Prediction accuracies compared between methods. ROC curves for 8 predictors scored on COSMIC mutations and prevalent SNPs.

Figure 6

Proportion of true positives and true negatives above certain score thresholds and corresponding score distributions. Cumulative distributions of true positives and true negatives above certain score cutoffs form the basis for the derivation of weights for our metapredictors. In many cases calculated optimal cutoffs (marked in green) were similar to recommendations from the developers of the tools (marked in red).

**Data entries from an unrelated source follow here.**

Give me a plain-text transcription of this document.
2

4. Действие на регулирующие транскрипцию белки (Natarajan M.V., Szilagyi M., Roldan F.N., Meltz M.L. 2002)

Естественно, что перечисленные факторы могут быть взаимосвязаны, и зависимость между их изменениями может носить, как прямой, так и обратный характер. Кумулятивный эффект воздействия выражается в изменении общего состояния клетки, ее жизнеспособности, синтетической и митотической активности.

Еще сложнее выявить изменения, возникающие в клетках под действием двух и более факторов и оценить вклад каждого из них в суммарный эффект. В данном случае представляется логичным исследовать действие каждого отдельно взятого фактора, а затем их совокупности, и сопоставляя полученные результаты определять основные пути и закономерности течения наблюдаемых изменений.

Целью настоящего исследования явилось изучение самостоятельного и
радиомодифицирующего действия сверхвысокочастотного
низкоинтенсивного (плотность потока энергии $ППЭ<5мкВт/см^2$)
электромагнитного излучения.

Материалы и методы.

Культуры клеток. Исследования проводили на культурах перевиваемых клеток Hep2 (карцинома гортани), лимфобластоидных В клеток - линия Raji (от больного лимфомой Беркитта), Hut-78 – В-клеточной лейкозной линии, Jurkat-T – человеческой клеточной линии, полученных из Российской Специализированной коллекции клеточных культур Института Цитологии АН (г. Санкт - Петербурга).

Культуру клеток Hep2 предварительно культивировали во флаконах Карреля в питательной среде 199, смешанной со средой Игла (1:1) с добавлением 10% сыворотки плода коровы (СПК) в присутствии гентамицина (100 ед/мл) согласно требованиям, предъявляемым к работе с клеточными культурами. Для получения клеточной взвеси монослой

Both the cumulative distributions and the associated score distributions varied highly between the methods. We transformed raw scores of Snap and MutationAssessor, so that the minimum score is zero.

Figure 7

Somatic mutation in CDKN2A predicted to be deleterious by MutationAssessor. MutationAssessor predicted the somatic D125N mutation in the canonical tumor suppressor CDKN2A to be deleterious, due to its conservation in mammalian orthologs (Subfamily 1). Other tools used a wider array of homologs, including fish orthologs, where the residue is in fact N, and so classified the mutation to be benign. Using PyMOL (Version 1.2r3pre, Schrödinger, LLC.) the protein structure (PDB id: 1BI7) illustrates CDKN2A (wheat color) in complex with CDK6 (blue). The majority of residues in CDKN2A are known to be implicated in cancer based on UniProt (http://www.uniprot.org) annotation (green). D125 is shown in orange.

Figure 8

Prediction accuracies based on novel recurrent somatic mutations. (A) ROC curves for recurrent mutations found in the TCGA set. (B) ROC curves for recurrent mutations observed in the COBR set.